しかも、西田の世界的世界論に至っては、自国、自民族を中心としないような世界を考えている。
この西田のスタンスも、ある意味で「とことん辺境でいこう」という内田先生のスタンスに近いかもしれない。
雑多な印象を連ねてしまったが、言いたいことはほんの少ししかない。
西田哲学はその難解さゆえに、たぶんちゃんと理解されないまま批判の対象になっていることが多い。安易に批判する前に、もうちょっと西田幾多郎が何を考えていたのか、思いをめぐらしてもいいのではないか。
確かに、西田の哲学には危ないニオイが漂っている。西田の言葉には、ほとんど悪と重なっているようにさえ読める個所が結構ある。しかし、真実と悪の見た目が近いことはよくあるのではないか。真実からほんの僅かずれたところにこそ、最も強力な悪が存在するのではないか。大切なのは、真実と悪の微妙にみえる差異を、無限に離れた距離として認識できるような立場を追求することではないのか。

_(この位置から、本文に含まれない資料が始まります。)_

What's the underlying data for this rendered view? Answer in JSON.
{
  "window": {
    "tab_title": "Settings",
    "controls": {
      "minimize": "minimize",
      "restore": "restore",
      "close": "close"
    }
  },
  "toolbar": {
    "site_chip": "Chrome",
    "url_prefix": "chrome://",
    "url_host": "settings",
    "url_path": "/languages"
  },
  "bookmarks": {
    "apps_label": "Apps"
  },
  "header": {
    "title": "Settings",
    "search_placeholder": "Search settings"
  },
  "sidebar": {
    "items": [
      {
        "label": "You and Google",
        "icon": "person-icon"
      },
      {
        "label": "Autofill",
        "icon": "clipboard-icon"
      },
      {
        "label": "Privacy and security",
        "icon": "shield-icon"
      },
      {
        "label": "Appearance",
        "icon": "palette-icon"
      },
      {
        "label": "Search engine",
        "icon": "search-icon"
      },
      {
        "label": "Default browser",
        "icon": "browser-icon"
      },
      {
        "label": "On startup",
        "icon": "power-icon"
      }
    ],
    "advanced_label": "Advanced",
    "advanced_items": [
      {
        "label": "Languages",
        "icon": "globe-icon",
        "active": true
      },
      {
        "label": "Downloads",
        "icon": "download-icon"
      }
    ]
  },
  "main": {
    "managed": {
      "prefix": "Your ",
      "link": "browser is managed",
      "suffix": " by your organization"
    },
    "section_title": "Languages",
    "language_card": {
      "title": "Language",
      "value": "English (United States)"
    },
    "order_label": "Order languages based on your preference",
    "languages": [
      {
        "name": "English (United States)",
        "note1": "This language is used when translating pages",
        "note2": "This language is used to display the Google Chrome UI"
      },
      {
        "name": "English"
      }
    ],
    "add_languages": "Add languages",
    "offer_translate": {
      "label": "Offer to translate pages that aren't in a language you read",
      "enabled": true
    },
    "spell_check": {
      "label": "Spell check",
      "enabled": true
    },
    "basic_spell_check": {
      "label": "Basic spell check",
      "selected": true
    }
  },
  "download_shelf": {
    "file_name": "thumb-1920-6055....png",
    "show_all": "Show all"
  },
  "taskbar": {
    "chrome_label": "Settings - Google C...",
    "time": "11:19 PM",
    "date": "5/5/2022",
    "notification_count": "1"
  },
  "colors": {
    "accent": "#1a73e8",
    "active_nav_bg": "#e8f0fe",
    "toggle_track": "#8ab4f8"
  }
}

番組によると、西田幾多郎の遺骸に接して鈴木大拙は号泣されたとのことである。稀有なつながりで互いを尊敬し合っていた二人の巨星の言葉から、学べることは未だ尽きない。
【2013年4月16日追記】
唐木順三の「西田幾多郎先生 昭和二十六年のノートから」を読む機会があった。
唐木は、西田の訃報に接して、西田から直に聞いた言葉を日記に書きつけている。
「文が武に圧倒されるといふことがあってはならない。良い鉄は釘にならないといふ程の覚悟と実践が文に携はる者に必要である。国体といふことも武の一面からのみ考ふべきではない。ここに学を以て立つ者の大決心が要る」 (現代日本文学大系78、筑摩書房、昭和46年、p.162)
唐木に語った西田の言葉は、一般的にいわれている軍国主義とはすいぶん離れている。
そもそも批判の矛先にあげられることの多い「国体の本義」も、戦争万歳的な文章では全くない。
神道を基盤にしているとはいえ、西欧の個人主義を評価しつつも批判も加える視点は、比較思想論として非常に優れているように思う。
戦争は確かに反省すべきことであろう。
しかし、戦争の強烈なイメージが、冷静な評価の眼を曇らせることもあるのではないだろうか。
「真の読書とは、この本は自分一人のために書かれたものだと思うことだ」という唐木の言葉に共感する僕としては、その唐木が共感していた西田幾多郎の大きさを思わざるをえない。